В третьем классе средней школы я по уши влюбился в Кору Сьюард, которая, увы, жила ближе к дому Макса, чем к моему. Макс видел ее часто и относился к ней довольно небрежно. Для меня это автоматически означало, что он в нее не влюблен. Макс вообще никого не любил по-настоящему. У него на уме был только секс, и этот, скажем так, «недостаток» определял его жизнь. Все мои друзья и в школе, и вне ее знали, что я схожу с ума по Коре, и очень меня жалели. Что за ирония! Как будто высший дар — это не любить! Вообще-то все мои друзья сами были «влюблены», если это можно так назвать: у всех имелись подружки, с которыми они гуляли и ходили на вечеринки, но при этом большинство моих приятелей еще оставались девственниками.
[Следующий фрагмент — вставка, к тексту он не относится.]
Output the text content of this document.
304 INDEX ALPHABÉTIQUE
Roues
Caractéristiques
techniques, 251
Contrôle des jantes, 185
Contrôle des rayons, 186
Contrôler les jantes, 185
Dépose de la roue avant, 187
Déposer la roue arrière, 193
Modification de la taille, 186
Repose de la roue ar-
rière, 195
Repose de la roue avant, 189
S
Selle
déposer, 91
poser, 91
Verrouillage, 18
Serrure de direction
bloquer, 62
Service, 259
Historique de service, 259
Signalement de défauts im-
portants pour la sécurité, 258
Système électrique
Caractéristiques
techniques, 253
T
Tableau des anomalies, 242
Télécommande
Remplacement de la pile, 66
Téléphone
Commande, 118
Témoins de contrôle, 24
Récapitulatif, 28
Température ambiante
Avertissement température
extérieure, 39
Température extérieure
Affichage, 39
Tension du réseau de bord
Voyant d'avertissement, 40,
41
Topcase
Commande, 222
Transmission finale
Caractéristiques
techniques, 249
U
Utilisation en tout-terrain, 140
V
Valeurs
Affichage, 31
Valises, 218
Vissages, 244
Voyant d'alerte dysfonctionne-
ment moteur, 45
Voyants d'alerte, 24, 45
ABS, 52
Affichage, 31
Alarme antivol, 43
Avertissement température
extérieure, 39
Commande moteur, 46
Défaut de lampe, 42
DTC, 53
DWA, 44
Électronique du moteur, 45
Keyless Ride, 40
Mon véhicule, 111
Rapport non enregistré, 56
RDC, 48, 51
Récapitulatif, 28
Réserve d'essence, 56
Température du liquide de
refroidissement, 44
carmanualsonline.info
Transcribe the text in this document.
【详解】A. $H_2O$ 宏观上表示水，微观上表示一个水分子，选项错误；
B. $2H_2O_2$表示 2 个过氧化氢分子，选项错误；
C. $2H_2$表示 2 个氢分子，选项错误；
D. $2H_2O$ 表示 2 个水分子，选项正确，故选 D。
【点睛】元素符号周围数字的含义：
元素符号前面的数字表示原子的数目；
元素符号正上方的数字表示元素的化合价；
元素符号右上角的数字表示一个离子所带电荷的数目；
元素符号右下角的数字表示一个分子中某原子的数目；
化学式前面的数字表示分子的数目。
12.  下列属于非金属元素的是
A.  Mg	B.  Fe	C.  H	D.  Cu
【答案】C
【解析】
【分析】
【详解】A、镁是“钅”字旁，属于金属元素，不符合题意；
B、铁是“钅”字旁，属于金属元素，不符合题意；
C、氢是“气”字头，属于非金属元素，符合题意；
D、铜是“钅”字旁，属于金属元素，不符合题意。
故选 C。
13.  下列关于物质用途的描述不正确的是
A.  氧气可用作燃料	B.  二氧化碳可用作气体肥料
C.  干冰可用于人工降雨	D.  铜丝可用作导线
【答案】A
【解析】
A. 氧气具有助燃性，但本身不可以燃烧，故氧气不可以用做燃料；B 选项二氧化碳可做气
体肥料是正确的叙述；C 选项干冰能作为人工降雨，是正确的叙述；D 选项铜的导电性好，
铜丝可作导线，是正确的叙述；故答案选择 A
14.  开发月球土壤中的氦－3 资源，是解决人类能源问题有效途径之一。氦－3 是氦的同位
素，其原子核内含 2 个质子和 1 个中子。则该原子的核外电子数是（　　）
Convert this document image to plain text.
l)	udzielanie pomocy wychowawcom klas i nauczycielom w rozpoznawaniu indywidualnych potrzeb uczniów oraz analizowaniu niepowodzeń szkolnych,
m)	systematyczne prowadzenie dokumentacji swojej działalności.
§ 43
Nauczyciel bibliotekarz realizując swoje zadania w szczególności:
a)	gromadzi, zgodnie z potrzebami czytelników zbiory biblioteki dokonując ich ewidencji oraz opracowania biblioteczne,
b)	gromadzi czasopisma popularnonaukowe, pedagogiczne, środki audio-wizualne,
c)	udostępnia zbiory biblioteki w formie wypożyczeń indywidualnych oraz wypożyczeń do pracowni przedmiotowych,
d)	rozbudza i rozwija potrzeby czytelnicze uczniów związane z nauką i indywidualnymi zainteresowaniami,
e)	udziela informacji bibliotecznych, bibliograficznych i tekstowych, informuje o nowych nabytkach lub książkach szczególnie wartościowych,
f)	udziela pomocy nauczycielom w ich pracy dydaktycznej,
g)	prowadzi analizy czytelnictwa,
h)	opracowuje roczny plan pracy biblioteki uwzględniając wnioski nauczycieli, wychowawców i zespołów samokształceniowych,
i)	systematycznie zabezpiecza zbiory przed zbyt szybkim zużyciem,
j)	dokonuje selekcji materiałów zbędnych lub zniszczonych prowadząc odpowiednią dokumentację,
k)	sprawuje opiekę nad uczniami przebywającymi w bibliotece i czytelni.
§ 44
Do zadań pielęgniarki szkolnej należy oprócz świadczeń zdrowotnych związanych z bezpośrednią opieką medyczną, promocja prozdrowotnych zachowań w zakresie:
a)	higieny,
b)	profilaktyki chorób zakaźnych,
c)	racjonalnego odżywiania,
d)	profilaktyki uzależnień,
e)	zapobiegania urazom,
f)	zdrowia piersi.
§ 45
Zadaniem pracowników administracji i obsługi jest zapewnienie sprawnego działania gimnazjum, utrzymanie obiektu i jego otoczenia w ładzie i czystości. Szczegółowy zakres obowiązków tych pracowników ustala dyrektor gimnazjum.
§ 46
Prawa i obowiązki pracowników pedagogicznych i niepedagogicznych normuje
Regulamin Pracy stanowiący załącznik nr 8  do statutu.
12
Тем не менее они видели своих девчонок регулярно, я же встречался с Корой редко — только на вечеринках. Потанцевать с ней было великим наслаждением, я весь дрожал, обнимая ее. На этих вечеринках мы невинно играли в «Поцелуй с подушкой» и «Почту» и умудрялись славно проводить время, не напиваясь. Бутылка пунша — и вот мы уже думать забыли о спиртном.
Скоро я привык ужинать второпях, практически на ходу, выбегая из дому. Мой вечерний маршрут был неизменен— долгий, долгий путь к дому Коры на Девоуи-стрит и обратно. Я никогда не останавливался, чтобы позвонить в ее дверь и поболтать с ней, а просто брел мимо, жадно глядя на окно в надежде увидеть ее силуэт, чего, впрочем, так ни разу и не случилось за три или четыре года моих неустанных скитаний в округе. Все это естественным образом сошло на нет, когда я познакомился с вдовой и начал трахаться с ней. Не то чтобы я разлюбил Кору. О нет! Я думал о ней, даже раздвигая вдовушке ноги, мои мысли всегда были заняты ею. Видимо, именно это и называют первой любовью — страшная глупость, по мнению многих. Как удручающе равнодушны люди к настоящей любви и как они завидуют ей! Я всегда говорил и говорю сейчас — не исключено, что именно о Коре я подумаю в последний момент перед смертью. Я могу умереть с ее именем на устах. (С другой стороны, если она все еще жива и я однажды наткнусь на нее на улице, — вот будет незадача!)
У Макса появилась новая обязанность — держать меня в курсе того, что делает Кора. Кажется, его жена даже стала ее подругой, хотя мне сложно вообразить, что между ними могло быть общего. Разумеется, Макс расценивал мою любовь как заболевание. Он считал меня неизлечимым романтиком. Я уже говорил, что его интересовала только койка, так что неудивительно, что в конце концов он стал гинекологом. Хотя, если уж быть до конца откровенным, мой приятель вскоре решил, что это незавидная работенка. Он то и дело доверительно сообщал мне:
— Нет ничего более мерзкого, чем копаться у них там целыми днями.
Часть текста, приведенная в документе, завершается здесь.